Back to the Sixth Circuit Booker beat

I have a lot more to say about the Supreme Court's work in Shepard (summary here, questions here), but the Sixth Circuit, as it seemingly does every day, gives us reason to return to the Booker beat.  Today's entry is US v. Hamm, No. 03-5658 (6th Cir. Mar. 8, 2005) (available here), which does not break any new ground, but covers the Circuit's now established plain-error ground fairly thoroughly.  (A full review on the three-way plain-error circuit split is provided here.)

Hamm is notable in part because we see the Sixth Circuit remanding for resentencing despite the absence of a Sixth Amendment problem in the case or any preserved objection on Apprendi-Blakely-Booker grounds.  It is also notable because the Sixth Circuit ducks a seemingly important issue concerning whether ex post facto principles preclude the application of the PROTECT Act's limits on downward departures in a sentencing for pre-PROTECT Act criminal conduct.  The Hamm court asserts: "We need not address the merits of Hamm's [ex post facto] arguments, however, because we conclude that the sentence imposed by the district court is invalid in light of Booker."

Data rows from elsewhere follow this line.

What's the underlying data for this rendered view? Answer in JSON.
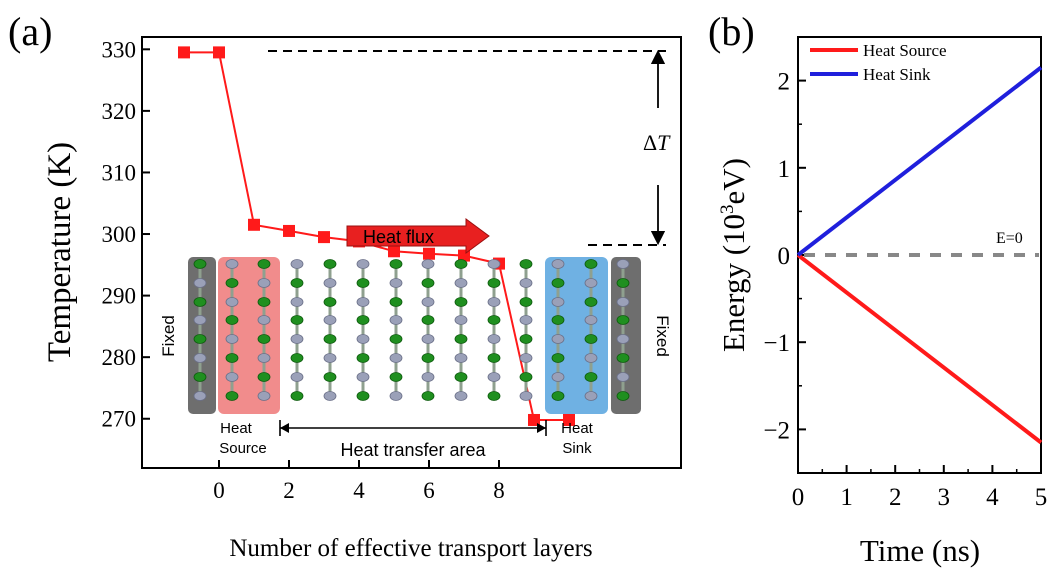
{
  "panel_a": {
    "panel_label": "(a)",
    "fixed_left": "Fixed",
    "fixed_right": "Fixed",
    "heat_source": "Heat\nSource",
    "heat_source_line1": "Heat",
    "heat_source_line2": "Source",
    "heat_sink_line1": "Heat",
    "heat_sink_line2": "Sink",
    "transfer_area": "Heat transfer area",
    "heat_flux": "Heat flux",
    "delta_t_symbol": "Δ",
    "delta_t_var": "T"
  },
  "panel_b": {
    "panel_label": "(b)",
    "zero_label": "E=0"
  },
  "colors": {
    "red": "#ff1a1a",
    "blue": "#1f1fdc",
    "gray_dash": "#888888",
    "source_box": "#f08080",
    "sink_box": "#5fa9e0",
    "fixed_box": "#555555",
    "atom_green": "#1f8f1f",
    "atom_gray": "#9aa0b8"
  },
  "chart_data": [
    {
      "type": "line",
      "title": "",
      "xlabel": "Number of effective transport layers",
      "ylabel": "Temperature (K)",
      "xlim": [
        -2.2,
        13.2
      ],
      "ylim": [
        262,
        332
      ],
      "xticks": [
        "0",
        "2",
        "4",
        "6",
        "8"
      ],
      "yticks": [
        "330",
        "320",
        "310",
        "300",
        "290",
        "280",
        "270"
      ],
      "series": [
        {
          "x": [
            -1,
            0,
            1,
            2,
            3,
            4,
            5,
            6,
            7,
            8,
            9,
            10
          ],
          "values": [
            329.5,
            329.5,
            301.5,
            300.5,
            299.5,
            298.8,
            297.2,
            296.8,
            296.5,
            295.2,
            269.8,
            269.8
          ]
        }
      ]
    },
    {
      "type": "line",
      "title": "",
      "xlabel": "Time (ns)",
      "ylabel": "Energy (10",
      "ylabel_sup": "3",
      "ylabel_unit": "eV)",
      "xlim": [
        0,
        5
      ],
      "ylim": [
        -2.5,
        2.5
      ],
      "xticks": [
        "0",
        "1",
        "2",
        "3",
        "4",
        "5"
      ],
      "yticks": [
        "2",
        "1",
        "0",
        "−1",
        "−2"
      ],
      "legend_position": "top-left",
      "series": [
        {
          "name": "Heat Source",
          "x": [
            0,
            5
          ],
          "values": [
            0,
            -2.15
          ]
        },
        {
          "name": "Heat Sink",
          "x": [
            0,
            5
          ],
          "values": [
            0,
            2.15
          ]
        }
      ]
    }
  ]
}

In one sense, the Hamm court is being prudential: if Booker requires resentencing anyway, the court can (and perhaps should) avoid adjudicating the constitutional issue raised by Hamm's ex post facto argument.  But, in another sense, the Hamm court is making life harder for the district court: the sentencing judge is left uncertain about whether ex post facto considerations might impact how it can and should calculate the applicable guideline range (including departure considerations), and thus the judge cannot be fully confident concerning post-Booker efforts to "consider" the guidelines.